When he was in his 20s, he moved to San Francisco and started designing underwear. He quickly attracted the attention of the FBI because he had printed $100 bills onto boxer shorts, a definite no-no. They raided his loft and confiscated and burned every pair except the one he was wearing.
But that didn’t deter the entrepreneur. He went on to create a more-legal line of novelty ties and boxer shorts and set out to make his mark.
“People buy feelings, not things,” he said, adding that creating a successful brand is more about building an emotional relationship than merely selling product. He pointed to brands such as Ralph Lauren, Apple, Chanel and Disney as among the companies that own this strategy of offering up what he defines as “emotional gross margin,” the difference between the cost of the goods and their value to consumers.
What sets these brands apart, he said, is that they were founded by true storytellers who created a personality for their products, something other aspiring entrepreneurs should emulate.

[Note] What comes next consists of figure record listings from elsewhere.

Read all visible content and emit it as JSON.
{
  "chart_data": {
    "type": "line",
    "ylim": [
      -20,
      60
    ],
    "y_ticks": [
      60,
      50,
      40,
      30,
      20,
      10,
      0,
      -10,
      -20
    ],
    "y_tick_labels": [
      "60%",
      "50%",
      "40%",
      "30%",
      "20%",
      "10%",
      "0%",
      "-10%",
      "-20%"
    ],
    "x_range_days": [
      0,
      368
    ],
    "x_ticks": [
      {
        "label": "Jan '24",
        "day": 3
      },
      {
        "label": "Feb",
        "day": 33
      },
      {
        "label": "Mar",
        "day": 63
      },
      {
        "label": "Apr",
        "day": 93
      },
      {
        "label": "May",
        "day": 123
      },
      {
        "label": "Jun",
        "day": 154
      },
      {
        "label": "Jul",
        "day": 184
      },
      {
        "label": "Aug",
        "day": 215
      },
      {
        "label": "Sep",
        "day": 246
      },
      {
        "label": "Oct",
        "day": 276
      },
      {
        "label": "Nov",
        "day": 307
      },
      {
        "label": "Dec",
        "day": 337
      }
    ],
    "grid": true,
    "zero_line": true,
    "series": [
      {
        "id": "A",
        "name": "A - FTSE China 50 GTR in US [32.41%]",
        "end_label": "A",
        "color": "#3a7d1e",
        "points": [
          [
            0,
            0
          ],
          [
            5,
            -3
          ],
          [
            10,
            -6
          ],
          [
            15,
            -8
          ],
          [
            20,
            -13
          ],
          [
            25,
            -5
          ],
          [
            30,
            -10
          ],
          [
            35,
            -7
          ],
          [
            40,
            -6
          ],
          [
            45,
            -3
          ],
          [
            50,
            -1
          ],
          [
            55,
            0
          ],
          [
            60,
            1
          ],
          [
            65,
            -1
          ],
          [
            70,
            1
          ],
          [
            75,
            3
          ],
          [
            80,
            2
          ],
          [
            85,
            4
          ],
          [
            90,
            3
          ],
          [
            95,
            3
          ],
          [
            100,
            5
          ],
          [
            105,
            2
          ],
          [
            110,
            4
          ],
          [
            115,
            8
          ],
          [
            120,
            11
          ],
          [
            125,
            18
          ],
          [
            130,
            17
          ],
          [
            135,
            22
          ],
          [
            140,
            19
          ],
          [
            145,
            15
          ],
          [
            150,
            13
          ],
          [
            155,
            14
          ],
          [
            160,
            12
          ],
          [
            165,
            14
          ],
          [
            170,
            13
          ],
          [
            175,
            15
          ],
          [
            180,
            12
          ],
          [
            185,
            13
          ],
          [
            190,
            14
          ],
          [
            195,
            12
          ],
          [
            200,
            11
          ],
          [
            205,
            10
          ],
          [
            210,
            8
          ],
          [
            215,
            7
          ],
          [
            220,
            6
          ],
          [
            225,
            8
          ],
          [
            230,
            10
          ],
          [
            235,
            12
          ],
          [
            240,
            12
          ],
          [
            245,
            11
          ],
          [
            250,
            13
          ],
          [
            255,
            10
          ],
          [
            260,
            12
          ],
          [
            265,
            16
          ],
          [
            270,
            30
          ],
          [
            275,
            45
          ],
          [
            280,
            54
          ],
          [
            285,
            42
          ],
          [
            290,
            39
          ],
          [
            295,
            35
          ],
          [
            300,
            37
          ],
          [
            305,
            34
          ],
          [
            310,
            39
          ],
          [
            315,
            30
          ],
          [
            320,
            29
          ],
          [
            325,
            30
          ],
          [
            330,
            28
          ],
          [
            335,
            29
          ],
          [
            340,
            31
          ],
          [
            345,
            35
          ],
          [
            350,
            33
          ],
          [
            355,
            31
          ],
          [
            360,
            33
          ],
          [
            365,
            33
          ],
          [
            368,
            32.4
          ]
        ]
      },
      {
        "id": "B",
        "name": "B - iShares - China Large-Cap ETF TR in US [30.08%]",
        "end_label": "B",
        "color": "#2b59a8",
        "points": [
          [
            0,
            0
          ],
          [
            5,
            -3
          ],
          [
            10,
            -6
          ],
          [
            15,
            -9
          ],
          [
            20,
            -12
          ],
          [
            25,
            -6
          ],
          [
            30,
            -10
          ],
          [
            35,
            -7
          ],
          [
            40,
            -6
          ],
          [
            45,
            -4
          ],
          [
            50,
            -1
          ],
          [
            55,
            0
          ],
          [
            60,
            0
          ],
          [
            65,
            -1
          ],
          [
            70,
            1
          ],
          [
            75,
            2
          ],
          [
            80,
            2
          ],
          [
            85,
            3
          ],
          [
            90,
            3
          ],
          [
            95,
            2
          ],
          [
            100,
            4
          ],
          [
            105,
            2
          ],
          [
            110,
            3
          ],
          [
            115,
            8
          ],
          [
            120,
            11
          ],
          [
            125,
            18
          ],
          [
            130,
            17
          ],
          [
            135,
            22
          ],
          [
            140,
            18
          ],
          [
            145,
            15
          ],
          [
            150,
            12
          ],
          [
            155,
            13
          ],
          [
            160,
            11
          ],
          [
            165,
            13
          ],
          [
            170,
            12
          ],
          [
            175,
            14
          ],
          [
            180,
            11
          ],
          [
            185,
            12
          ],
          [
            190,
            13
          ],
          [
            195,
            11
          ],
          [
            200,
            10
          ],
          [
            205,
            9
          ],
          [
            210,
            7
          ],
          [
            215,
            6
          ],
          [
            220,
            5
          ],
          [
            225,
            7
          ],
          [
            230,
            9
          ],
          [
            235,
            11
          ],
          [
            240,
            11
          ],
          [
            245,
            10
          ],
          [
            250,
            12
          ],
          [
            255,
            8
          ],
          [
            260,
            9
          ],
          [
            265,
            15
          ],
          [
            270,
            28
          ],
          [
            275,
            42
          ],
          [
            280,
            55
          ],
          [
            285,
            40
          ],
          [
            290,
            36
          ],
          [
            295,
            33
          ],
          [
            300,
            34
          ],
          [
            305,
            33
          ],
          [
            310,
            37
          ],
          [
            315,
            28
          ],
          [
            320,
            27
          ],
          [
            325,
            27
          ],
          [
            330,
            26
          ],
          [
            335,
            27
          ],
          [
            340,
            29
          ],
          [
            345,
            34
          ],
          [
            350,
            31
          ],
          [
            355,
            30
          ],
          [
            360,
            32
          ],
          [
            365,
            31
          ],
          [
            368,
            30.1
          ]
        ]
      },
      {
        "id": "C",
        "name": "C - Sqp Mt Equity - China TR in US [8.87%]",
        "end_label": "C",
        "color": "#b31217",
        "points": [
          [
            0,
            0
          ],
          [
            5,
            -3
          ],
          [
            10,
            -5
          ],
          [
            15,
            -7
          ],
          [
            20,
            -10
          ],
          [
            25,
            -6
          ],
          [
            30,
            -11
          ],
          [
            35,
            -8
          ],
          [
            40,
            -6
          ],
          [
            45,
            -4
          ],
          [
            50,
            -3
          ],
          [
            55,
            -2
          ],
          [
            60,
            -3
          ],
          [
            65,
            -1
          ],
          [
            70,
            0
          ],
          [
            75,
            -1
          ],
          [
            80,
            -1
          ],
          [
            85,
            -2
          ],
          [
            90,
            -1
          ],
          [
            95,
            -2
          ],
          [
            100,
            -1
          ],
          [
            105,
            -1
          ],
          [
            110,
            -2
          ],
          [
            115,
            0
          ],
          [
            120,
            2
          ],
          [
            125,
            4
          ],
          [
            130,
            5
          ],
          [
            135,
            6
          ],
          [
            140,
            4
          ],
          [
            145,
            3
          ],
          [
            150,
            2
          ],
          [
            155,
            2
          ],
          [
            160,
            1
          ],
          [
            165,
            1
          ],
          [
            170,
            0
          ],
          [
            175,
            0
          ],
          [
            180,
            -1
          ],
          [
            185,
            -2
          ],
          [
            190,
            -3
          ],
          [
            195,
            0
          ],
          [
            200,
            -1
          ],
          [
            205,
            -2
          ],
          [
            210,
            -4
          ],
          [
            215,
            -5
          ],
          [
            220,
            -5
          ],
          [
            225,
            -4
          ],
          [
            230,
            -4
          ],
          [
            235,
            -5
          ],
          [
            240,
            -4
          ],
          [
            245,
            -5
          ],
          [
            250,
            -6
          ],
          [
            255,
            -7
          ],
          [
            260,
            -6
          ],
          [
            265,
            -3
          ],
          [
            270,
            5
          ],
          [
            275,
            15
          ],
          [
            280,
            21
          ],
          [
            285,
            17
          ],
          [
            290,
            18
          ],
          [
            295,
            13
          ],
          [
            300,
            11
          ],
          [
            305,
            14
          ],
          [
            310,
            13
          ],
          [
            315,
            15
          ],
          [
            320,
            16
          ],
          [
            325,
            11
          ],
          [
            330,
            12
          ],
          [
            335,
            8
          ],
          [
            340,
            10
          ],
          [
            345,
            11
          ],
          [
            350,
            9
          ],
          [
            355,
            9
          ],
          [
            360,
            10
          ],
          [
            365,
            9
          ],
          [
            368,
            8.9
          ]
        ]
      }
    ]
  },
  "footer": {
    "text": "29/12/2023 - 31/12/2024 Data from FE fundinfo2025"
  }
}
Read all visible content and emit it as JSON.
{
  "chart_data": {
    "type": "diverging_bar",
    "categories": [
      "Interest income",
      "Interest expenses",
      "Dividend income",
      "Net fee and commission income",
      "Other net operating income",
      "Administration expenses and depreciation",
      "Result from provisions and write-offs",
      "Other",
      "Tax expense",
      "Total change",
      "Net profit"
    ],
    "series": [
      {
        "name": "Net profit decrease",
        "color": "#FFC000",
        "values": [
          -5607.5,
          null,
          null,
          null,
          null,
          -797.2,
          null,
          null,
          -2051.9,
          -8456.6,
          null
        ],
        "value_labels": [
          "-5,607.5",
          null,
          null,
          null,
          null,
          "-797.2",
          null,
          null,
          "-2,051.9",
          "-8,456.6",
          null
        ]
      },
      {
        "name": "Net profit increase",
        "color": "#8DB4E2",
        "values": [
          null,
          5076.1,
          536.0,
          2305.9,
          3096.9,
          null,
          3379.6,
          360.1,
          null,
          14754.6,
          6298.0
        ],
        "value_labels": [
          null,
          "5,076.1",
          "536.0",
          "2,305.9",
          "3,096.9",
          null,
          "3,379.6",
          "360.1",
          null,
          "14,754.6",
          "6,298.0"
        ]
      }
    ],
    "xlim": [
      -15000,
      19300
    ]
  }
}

Amid a slide presentation that showed Graham dressed in drag alongside Richard Branson of Virgin Atlantic and a rendering of one of his bow ties adorning the neck of the Statue of Liberty, Graham offered some other valuable lessons.
Success is defined by “brand memory,” he said, or creating a lasting connection with consumers, and “The Brand is the Amusement Park, the Product is the Souvenir.”
He ended his “performance piece” with a thoughtful set of slides from a book that he actually did write, called “100 Questions.” (A signed copy of which is available on Amazon in hardcover for $20.16.) For eight minutes, he flashed questions on the screen that asked about people’s backgrounds and motives and how they want to be remembered.